The U.S. Constitution protects a government employee from retaliation by his or her governmental employer because the employee exercised rights protected by the First Amendment. Some years ago the Connecticut Legislature decided to extend similar protection to private employment, which is not directly covered by the Constitution. Connecticut General Statute 31-51q prohibits any employer, public or private, from discharging or disciplining an employee on account of the exercise by the employee of rights guaranteed by the First Amendment and by similar provisions of the state constitution.
The purpose of the statute was to protect an employee’s right to free speech as a citizen. But once a right is created by statute, there is often a tendency in our legal system to try to expand it beyond its original boundaries. A recent decision in the Hartford Superior Court illustrates such an attempted expansion, which was ultimately rejected.
The plaintiff in Rataic v. Dutch Point Credit Union, Inc. relied on the recognition by courts of the right to “freedom of association” as a fundamental right under the First Amendment. The plaintiff had quit her job, but alleged that she had been forced to do so by intolerable conduct on the part of the new CEO of her company, which she attributed to his resentment of her friendship with the former CEO who had retired. The plaintiff claimed that her friendship with the former CEO was an association entitled to constitutional protection, and therefore that the termination of her employment (which she characterized as a constructive discharge) was a violation of Section 31-51q.

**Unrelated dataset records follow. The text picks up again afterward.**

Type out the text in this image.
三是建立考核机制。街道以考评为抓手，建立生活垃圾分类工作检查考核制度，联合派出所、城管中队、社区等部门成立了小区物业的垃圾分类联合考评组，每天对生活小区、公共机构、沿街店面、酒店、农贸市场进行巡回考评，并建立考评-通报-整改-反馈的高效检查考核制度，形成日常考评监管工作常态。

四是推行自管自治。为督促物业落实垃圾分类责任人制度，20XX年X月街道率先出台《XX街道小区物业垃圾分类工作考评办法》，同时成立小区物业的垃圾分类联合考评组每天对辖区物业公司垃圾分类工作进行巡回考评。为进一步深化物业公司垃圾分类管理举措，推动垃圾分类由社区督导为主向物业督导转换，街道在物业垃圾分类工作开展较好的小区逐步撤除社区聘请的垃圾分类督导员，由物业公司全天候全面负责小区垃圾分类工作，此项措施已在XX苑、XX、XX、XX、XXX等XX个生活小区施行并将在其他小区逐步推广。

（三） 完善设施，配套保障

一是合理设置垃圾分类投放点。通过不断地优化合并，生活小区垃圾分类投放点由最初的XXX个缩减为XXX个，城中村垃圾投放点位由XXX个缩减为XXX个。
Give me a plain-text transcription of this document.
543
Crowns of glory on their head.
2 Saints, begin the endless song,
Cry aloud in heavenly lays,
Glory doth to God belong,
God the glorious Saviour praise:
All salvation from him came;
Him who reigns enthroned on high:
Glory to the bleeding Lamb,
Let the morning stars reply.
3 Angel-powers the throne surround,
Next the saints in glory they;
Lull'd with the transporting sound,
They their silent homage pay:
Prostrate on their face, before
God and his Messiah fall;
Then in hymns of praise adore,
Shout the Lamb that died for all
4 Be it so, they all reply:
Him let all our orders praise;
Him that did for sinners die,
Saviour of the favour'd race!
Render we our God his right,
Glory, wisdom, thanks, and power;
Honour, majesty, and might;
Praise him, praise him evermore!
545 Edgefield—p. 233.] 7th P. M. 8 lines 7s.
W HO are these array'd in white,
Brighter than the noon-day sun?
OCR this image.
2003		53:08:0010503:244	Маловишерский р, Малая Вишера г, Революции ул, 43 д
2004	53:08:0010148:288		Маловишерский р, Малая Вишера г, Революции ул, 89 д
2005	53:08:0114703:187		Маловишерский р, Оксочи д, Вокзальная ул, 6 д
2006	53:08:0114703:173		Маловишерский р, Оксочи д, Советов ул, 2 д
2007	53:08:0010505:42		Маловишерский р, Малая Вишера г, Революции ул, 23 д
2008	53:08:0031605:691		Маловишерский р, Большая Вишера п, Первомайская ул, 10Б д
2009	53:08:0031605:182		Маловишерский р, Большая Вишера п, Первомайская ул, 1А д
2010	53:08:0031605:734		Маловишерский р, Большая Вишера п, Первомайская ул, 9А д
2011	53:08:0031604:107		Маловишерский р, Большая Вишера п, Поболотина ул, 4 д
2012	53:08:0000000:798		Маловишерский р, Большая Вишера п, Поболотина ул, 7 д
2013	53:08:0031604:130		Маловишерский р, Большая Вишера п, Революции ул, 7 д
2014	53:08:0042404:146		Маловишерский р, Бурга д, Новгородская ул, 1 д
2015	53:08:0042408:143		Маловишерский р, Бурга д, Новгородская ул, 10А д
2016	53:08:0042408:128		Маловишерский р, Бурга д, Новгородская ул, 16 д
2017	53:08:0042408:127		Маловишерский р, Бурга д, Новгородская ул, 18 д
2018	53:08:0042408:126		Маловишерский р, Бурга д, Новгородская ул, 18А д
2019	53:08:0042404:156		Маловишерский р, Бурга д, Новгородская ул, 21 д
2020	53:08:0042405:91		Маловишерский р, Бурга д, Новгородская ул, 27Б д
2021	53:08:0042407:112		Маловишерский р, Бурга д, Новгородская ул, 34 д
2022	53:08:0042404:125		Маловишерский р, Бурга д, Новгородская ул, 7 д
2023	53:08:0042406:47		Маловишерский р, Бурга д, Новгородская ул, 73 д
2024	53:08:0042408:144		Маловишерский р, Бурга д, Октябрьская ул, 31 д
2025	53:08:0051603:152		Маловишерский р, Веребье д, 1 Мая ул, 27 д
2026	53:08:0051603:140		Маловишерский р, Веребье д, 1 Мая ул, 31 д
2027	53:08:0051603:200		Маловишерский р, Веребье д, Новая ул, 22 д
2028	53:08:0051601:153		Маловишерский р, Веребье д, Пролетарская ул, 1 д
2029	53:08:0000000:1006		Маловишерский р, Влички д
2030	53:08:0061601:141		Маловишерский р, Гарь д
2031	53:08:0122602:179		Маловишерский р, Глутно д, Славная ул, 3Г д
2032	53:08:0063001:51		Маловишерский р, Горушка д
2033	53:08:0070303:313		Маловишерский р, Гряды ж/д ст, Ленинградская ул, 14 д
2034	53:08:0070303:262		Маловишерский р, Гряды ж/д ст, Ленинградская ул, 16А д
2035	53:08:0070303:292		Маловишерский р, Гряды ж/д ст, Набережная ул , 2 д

The defendant challenged this claim using the procedure known as a “motion to strike,” under which the court will assume that the factual allegations of a complaint are true, but will determine if the allegations support a legal claim. The court decided that the constitutional right of association is limited to intimate relationships, such as marriage and family, or to organized associations for political, social, and cultural goals, and the like. An ordinary personal friendship does not constitute protected association under either the First Amendment or the state Constitution.
Because the court rejected the plaintiff’s legal theory, the defendant in this case did not have to answer either the accusation of constructive discharge or the accusation of resentment of a friendship. Nevertheless, the possibility of having to deal with such accusations should encourage employers to have demonstrably neutral business reasons, supported by documentation, when making decisions about a problematic employee.